Amazon disputed the readings, saying indoor temperatures didn’t surpass 78 degrees that week or 77 degrees in Rivera’s work area the day he spoke with NBC News. The San Bernardino site is “temperature controlled with full air conditioning,” according to Maureen Lynch Vogel, a company spokesperson.

“Our heat-related safety protocols are robust and often exceed industry standards and federal OSHA guidance,” she said. “Amazon is one of only a few companies in the industry to have installed climate control systems in our fulfillment centers and at every air hub,” including the San Bernardino one, she said.

Nonbinding federal guidelines warn that heat-related illnesses become risky for those doing “strenuous work” when the “wet bulb globe temperature” — a metric that factors in humidity, wind speed and radiant heat from sunlight and machinery — passes 77 degrees. California’s proposed indoor heat rule would kick in at 82 degrees.

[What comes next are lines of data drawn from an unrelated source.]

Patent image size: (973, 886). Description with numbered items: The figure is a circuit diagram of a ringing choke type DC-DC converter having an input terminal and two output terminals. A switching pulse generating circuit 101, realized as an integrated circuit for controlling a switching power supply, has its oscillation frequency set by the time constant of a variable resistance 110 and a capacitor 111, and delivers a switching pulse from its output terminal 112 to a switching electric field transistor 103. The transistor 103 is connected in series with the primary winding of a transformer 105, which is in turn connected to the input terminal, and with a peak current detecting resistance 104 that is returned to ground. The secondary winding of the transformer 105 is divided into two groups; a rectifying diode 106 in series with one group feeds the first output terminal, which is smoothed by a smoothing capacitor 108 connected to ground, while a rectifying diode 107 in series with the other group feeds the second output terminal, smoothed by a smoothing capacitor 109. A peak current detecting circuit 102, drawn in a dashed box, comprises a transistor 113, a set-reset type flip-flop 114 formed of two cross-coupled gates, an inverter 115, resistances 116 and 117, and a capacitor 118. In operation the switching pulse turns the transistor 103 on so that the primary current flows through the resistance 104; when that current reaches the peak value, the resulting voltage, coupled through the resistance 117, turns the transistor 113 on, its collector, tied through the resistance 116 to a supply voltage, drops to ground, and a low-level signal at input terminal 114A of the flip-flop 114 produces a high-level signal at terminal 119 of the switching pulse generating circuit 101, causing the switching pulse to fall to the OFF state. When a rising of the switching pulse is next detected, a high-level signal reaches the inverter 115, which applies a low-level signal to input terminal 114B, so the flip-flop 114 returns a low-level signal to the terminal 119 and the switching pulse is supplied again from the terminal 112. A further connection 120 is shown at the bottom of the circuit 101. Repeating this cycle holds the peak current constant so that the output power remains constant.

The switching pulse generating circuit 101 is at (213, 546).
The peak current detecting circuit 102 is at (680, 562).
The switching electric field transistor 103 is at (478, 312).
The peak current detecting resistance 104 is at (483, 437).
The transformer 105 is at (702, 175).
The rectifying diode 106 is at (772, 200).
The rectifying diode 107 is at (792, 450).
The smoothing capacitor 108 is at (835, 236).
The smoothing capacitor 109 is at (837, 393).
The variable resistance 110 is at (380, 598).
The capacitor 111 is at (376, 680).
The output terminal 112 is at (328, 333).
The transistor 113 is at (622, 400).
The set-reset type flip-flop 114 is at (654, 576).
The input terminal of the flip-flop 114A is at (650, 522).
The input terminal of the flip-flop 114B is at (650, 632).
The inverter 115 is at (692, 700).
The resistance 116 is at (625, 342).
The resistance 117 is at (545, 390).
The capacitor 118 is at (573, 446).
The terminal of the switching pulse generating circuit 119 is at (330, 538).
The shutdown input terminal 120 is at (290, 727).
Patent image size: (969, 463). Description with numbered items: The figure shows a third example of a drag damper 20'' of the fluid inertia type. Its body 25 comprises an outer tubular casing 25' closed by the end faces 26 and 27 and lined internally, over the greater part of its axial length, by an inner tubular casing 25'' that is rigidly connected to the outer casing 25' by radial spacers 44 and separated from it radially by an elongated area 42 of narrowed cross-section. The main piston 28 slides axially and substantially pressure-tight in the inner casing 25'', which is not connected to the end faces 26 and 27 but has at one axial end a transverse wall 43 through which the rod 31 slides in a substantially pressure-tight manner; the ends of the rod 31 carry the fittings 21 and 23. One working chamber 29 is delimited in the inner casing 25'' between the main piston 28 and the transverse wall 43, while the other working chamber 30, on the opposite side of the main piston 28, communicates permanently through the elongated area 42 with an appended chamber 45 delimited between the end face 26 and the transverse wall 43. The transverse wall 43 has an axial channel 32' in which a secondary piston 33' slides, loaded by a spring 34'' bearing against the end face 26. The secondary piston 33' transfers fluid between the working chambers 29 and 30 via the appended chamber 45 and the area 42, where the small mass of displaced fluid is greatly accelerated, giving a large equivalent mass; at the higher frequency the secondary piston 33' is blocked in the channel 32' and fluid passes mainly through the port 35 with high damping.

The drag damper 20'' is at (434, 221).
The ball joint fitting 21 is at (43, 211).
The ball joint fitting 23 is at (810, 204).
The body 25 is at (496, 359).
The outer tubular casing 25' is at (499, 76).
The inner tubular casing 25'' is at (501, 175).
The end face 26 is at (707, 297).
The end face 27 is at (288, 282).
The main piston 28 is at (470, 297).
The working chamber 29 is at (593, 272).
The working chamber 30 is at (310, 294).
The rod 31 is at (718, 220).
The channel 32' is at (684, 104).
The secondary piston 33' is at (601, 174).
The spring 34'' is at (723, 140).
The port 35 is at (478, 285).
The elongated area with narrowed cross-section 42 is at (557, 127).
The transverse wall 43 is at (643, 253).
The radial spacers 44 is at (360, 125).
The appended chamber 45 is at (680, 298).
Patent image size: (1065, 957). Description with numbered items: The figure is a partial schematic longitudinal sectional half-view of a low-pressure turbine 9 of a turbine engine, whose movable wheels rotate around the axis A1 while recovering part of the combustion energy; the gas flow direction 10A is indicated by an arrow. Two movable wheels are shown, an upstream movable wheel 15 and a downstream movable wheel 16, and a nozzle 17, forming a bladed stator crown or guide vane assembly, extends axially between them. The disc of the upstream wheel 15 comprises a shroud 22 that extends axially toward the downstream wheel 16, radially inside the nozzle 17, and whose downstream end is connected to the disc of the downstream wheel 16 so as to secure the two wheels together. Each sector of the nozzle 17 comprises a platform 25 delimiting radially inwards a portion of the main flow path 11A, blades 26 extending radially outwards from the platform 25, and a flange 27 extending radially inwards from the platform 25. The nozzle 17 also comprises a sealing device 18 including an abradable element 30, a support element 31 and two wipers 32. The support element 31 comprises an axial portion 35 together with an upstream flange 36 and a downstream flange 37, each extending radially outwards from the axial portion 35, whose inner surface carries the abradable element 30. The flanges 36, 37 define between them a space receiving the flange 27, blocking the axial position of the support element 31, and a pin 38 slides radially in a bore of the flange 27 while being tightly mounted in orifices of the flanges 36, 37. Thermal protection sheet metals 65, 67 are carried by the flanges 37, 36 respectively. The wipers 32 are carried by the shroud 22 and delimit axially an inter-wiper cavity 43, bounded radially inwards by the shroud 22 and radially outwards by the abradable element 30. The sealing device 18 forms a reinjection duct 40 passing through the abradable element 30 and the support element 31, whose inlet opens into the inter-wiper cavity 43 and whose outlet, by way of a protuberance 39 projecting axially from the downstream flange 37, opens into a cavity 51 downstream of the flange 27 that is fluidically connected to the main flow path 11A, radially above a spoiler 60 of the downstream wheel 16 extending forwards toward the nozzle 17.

Of the five fastest-growing warehouse construction markets — Dallas, the Inland Empire, Houston, Chicago and Atlanta, respectively, according to CoStar — four are in the Sun Belt, which has seen both rapid population growth and scorching heat in recent years. The demographic influx has required more inventory space to serve retail customers, often in spread-out areas with large parcels of undeveloped land, CoStar’s Ponsen said.

Albertsons, Amazon, Lowes, Marshalls, Target, Walmart and other major brands all operate out of massive warehouses exceeding 1 million square feet in the Atlanta, Dallas, Houston or Phoenix areas — some in more than one of those markets — according to the research firm Predik Data-Driven.

While Amazon built the San Bernardino facility where Rivera works, many companies that use warehouse space frequently rent it from others, and CoStar data shows tenants pay for electricity in more than 95% of industrial leases signed this year.